Skelredema (newborn) manifests itself in the firsta few days of life and is significantly different from other O. dense swelling of the skin, often on the lower limbs, but without a tendency to generalization. It is observed in premature babies with low body weight, disappears after several weeks with full nutrition and good general care. Sclera (newborns) are more severe, which in some cases can be generalized. The cause of O. in neonates may be a congenital nephrotic syndrome.

Edema in infants is often due tohereditary hydrolysis, when there is a rapid loss of fluid in the restriction of salt and carbohydrates and the same rapid delay in connection with changes in diet. This condition is within certain limits considered as possible for all children up to 3 months of life. With chronic disorders of nutrition and digestion (syndrome of impaired intestinal absorption, dystrophy), O. develop slowly, starting with the hands and feet. At the heart of these O. lie an increased loss of albumins through the intestine along with the mucus and insufficiency of their intake with food. O. disappear after the administration of a sufficient amount of protein-rich food. Insufficiency of vitamins C and group B also leads to hydrolylability with propensity to edema.

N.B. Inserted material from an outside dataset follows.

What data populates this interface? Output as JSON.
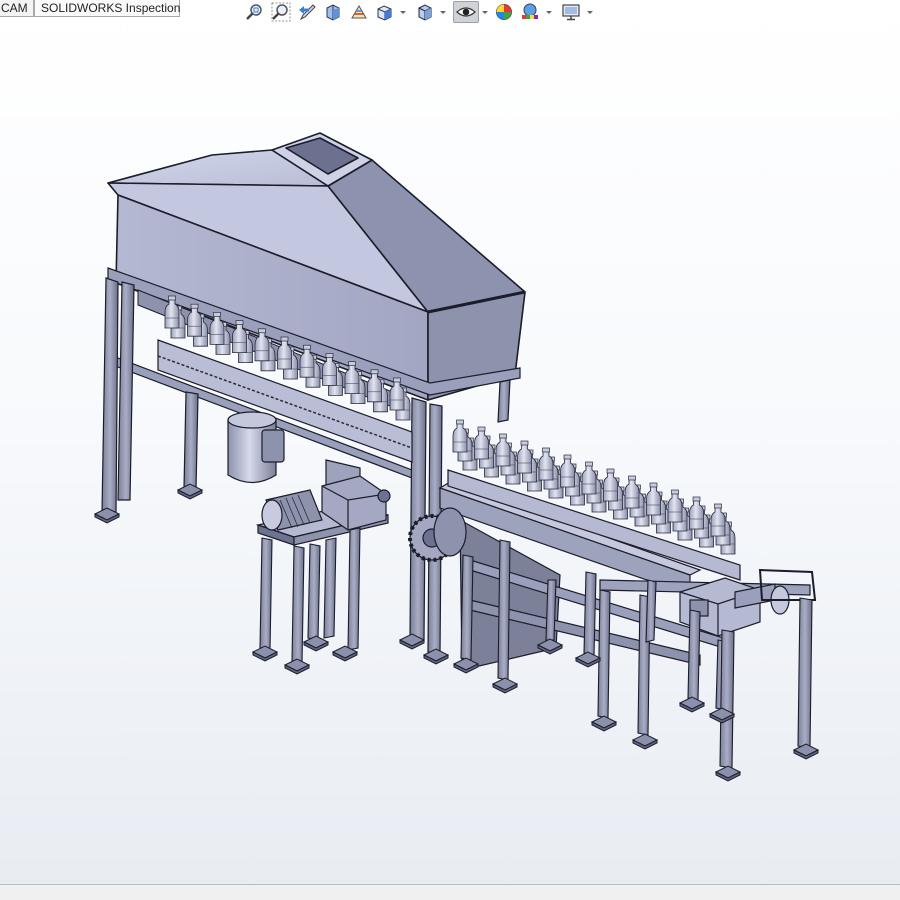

Already in the first months of life the cause of O. may be hypothyroidism (amyreosis) with a clinical picture of myxedema. Congenital disorders of the lymphatic drainage (lymphedema) are manifested by O. distal parts of the legs. O. have a soft consistency without distinct boundaries, the skin is pale.

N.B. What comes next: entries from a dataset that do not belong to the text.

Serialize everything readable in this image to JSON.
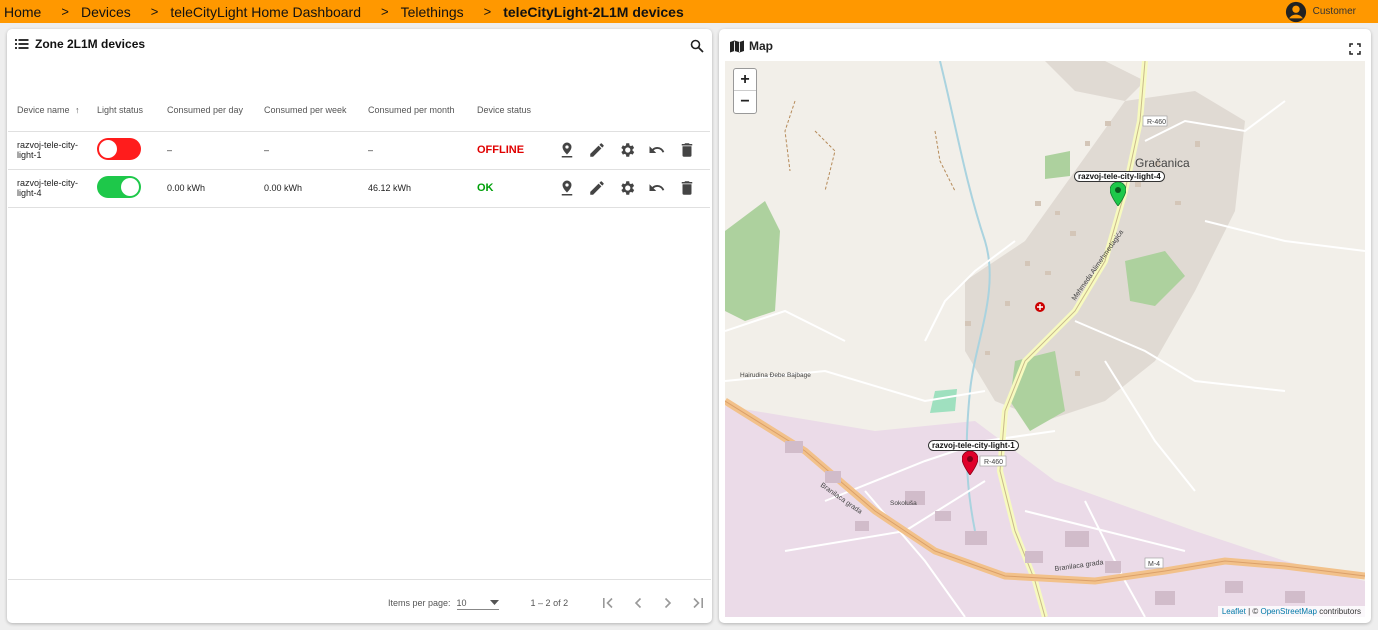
{
  "breadcrumb": {
    "items": [
      "Home",
      "Devices",
      "teleCityLight Home Dashboard",
      "Telethings",
      "teleCityLight-2L1M devices"
    ],
    "separator": ">"
  },
  "user": {
    "label": "Customer"
  },
  "devices_card": {
    "title": "Zone 2L1M devices",
    "columns": [
      "Device name",
      "Light status",
      "Consumed per day",
      "Consumed per week",
      "Consumed per month",
      "Device status"
    ],
    "rows": [
      {
        "name": "razvoj-tele-city-light-1",
        "light_on": false,
        "per_day": "–",
        "per_week": "–",
        "per_month": "–",
        "status": "OFFLINE"
      },
      {
        "name": "razvoj-tele-city-light-4",
        "light_on": true,
        "per_day": "0.00 kWh",
        "per_week": "0.00 kWh",
        "per_month": "46.12 kWh",
        "status": "OK"
      }
    ],
    "paginator": {
      "items_per_page_label": "Items per page:",
      "items_per_page_value": "10",
      "range_label": "1 – 2 of 2"
    },
    "icons": {
      "title": "list-icon",
      "search": "search-icon",
      "actions": [
        "location-icon",
        "edit-icon",
        "settings-icon",
        "undo-icon",
        "delete-icon"
      ]
    }
  },
  "map_card": {
    "title": "Map",
    "zoom_in": "+",
    "zoom_out": "−",
    "attribution": {
      "leaflet": "Leaflet",
      "separator": " | © ",
      "osm": "OpenStreetMap",
      "suffix": " contributors"
    },
    "markers": [
      {
        "label": "razvoj-tele-city-light-4",
        "color": "#1ec84a"
      },
      {
        "label": "razvoj-tele-city-light-1",
        "color": "#e0002a"
      }
    ],
    "place_labels": {
      "town": "Gračanica",
      "road_r460_a": "R-460",
      "road_r460_b": "R-460",
      "road_m4": "M-4",
      "street_1": "Branilaca grada",
      "street_2": "Branilaca grada",
      "street_3": "Mehmeda Alimehmedagića",
      "street_4": "Hairudina Đebe Bajbage",
      "street_5": "Sokoluša"
    }
  },
  "colors": {
    "topbar": "#ff9800",
    "offline": "#e00000",
    "ok": "#00a00a",
    "toggle_off": "#ff1c1c",
    "toggle_on": "#1ec84a"
  }
}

For children of preschool age, increasedhydrolysis is not characteristic due to better regulation of water-salt balance by kidneys and liver. Therefore, O. develop mainly in the same diseases as in adults. Special causes of OA development in children of this age can be celiac disease (see Gluten disease) and cystic fibrosis. The main pathogenetic mechanism of O. is hypoproteinemia.

In children of school age, the formation of O. often associated with acute diffuse glomerulonephritis, which can also occur with nephrotic syndrome; as the cause of O. acquires the importance of amyloidosis of the kidneys, as well as diseases that cause the onset of OA in adults - heart failure in decompensated heart diseases, portal hypertension with cirrhosis, phlebothrombosis, etc.

With age, the frequency of OA allergic origin, in particular angioedema of Quincke, increases, which develops sharply, more often on the face, is of a regional character.

When insect bites develop local O. with reddening of the skin, itching, burning. Focal inflammatory processes are also accompanied by local edema.

Treatment of O. in children is conducted on the same principles as in adults. The effectiveness of dehydration therapy is controlled mainly by measuring in the dynamics of body weight (the measurement of diuresis in children is often difficult and less reliable reflects the water balance), as well as the restoration of the functions of edematous organs and tissues.

Bibliogr. Homeostasis, ed. L.D. Horizontova, M. 1976; Zernov N.G. and Tarasov OF Semiotics, 1984; Kidney and homeostasis in red. S. Clara, per. with English. M. 1987.